PMA: Apple shows Intel native Aperture 1.1
Apple is showing an updated version of its professional photography workflow application, Aperture at the Photography Marketing Association (PMA) show in Orlando, Florida. In addition to being Intel-native, Aperture 1.1 also boasts significant speed increases on both the PowerBook G4 and the Intel processors.
Kirk Paulsen, Apple’s senior director, market development professional applications, told Macworld on Sunday that Aperture is being shown on the new MacBook Pro and iMac. While Aperture includes a significant number of improvements, the performance of the application on existing PowerPC- and Intel-based machines is impressive.
According to Paulsen, using a Lift and Stamp operation in Aperture 1.1 on a PowerBook G4 shows a 2x increase in speed from the older Aperture 1.0 on the same machine. Using the same operation on the Intel-based MacBook Pro nets another 2-3x speed boost.
Apple said they have significantly improved RAW decode algorithms in Aperture, resulting in better image quality. The results of the new algorithms can be seen in noise reduction, sharpening and highlight recovery.
“What we did was invite pro photographers to submit their images to Apple,” said Paulsen. “We wanted problem images so we could really fine-tune the RAW performance. Now, there is a completely new RAW pipeline in Aperture that has been significantly improved.”
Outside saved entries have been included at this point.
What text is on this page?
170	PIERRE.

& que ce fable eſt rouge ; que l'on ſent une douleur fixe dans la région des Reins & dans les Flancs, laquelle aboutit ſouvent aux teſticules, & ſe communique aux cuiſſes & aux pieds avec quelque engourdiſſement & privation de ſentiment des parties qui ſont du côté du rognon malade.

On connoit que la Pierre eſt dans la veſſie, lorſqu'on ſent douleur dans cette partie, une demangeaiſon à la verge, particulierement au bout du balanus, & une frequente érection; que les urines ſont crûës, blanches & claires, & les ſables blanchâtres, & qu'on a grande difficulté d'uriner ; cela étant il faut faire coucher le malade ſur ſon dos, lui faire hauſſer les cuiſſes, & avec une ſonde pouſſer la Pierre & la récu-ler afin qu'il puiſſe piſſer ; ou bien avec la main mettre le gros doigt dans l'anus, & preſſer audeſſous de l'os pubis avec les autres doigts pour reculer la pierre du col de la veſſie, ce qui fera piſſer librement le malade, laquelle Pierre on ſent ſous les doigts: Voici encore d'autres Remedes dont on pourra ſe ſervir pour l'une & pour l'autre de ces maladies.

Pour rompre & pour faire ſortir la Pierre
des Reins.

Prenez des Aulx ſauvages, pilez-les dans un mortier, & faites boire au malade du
Photographers will also have the option to adjust RAW decode settings using a new set of RAW Fine Tuning controls. Using the fine-tuning adjustments you can adjust Boost, which lets you intensify or reduce image contrast; Sharpening, which lets you either dial in the amount of sharpening you would prefer to see applied to images in the RAW decode process or turn off sharpening altogether; and Chroma Blur, which allows you to soften chroma noise by blurring color artifacts caused by camera sensor noise.
Fine-tuning controls can be set on an image-by-image basis with the option to save your customized decode adjustments as a camera default.
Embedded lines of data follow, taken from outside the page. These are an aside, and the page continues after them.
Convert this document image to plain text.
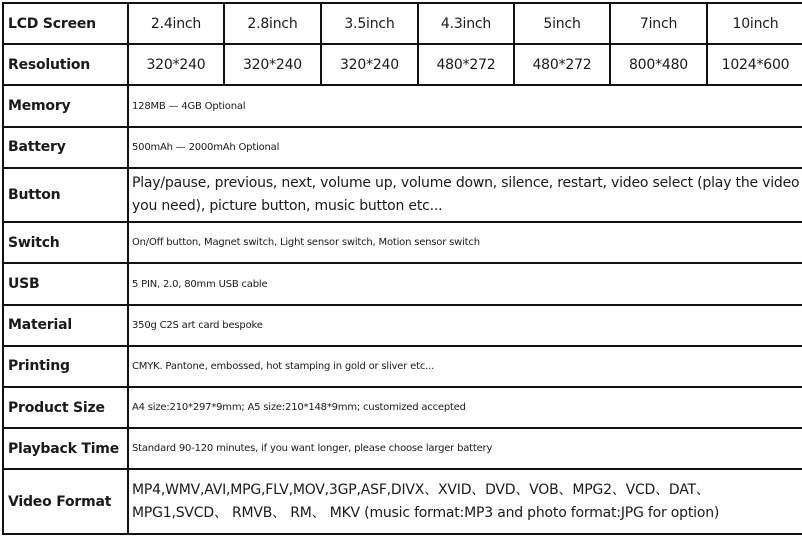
LCD Screen	2.4inch	2.8inch	3.5inch	4.3inch	5inch	7inch	10inch
Resolution	320*240	320*240	320*240	480*272	480*272	800*480	1024*600
Memory	128MB — 4GB Optional						
Battery	500mAh — 2000mAh Optional						
Button	Play/pause, previous, next, volume up, volume down, silence, restart, video select (play the video you need), picture button, music button etc...						
Switch	On/Off button, Magnet switch, Light sensor switch, Motion sensor switch						
USB	5 PIN, 2.0, 80mm USB cable						
Material	350g C2S art card bespoke						
Printing	CMYK. Pantone, embossed, hot stamping in gold or sliver etc...						
Product Size	A4 size:210*297*9mm; A5 size:210*148*9mm; customized accepted						
Playback Time	Standard 90-120 minutes, if you want longer, please choose larger battery						
Video Format	MP4,WMV,AVI,MPG,FLV,MOV,3GP,ASF,DIVX、XVID、DVD、VOB、MPG2、VCD、DAT、
MPG1,SVCD、 RMVB、 RM、 MKV (music format:MP3 and photo format:JPG for option)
Photographers that don’t wish to use the new RAW with their existing images have the option to retain the original RAW 1.0 decode or selectively migrate images to the newer RAW 1.1.
Dozens of improvements
Apple said that dozens of improvements have been implemented into the Aperture update. After being introduced 13 weeks ago, Paulsen said this is a more significant update than you would expect from a new product.
Among the changes in this update is a feature called Auto Noise Compensation, which was designed to deal with noisy images resulting from high ISO or long exposures. This feature automatically applies the optimal settings for noise reduction to your image, taking into account the unique noise characteristics of each camera.
A new Color Meter allows you to sample the pixel values anywhere in an image and display them in RGB, Lab or CMYK. The Color Meter can be used anywhere in Aperture — while editing, adjusting, arranging images on a Light Table or laying out a book. Color values can be viewed in the adjustments panel or directly in the Loupe.
Export controls have also been enhanced in the new version with the addition of a “Fit Within (Inches)” option that allows you to specify a resolution in dots-per-inch (dpi) for exported images. Aperture 1.1 now allows you to specify the default DPI for images you would like to open in an External Editor, like Adobe Photoshop.
Apple said further improvements have been made in other areas like image export, metadata handling, onscreen proofing, histogram, cropping, printing, web output, Query HUD and a Tethered workflow using AppleScript and Automator.
Aperture 1.1 is scheduled for release in March as a free download.
Adobe Lightroom enters the game
While Apple got Aperture out the door before Adobe introduced its public beta of Lightroom, Adobe has generated a lot of interest in its application. Even with the applications providing similar functionality for users, Apple said they welcome Adobe’s contribution.
“We are actually thrilled that Lightroom is out and on the Mac,” said Paulsen. “This unquestionable makes the Mac the preferred platform for photographers — it [Lightroom] has helped to validate the space where Aperture lives. Some people were questioning why we released it, but with Adobe entering the space it shows there is a need for a photography workflow application.”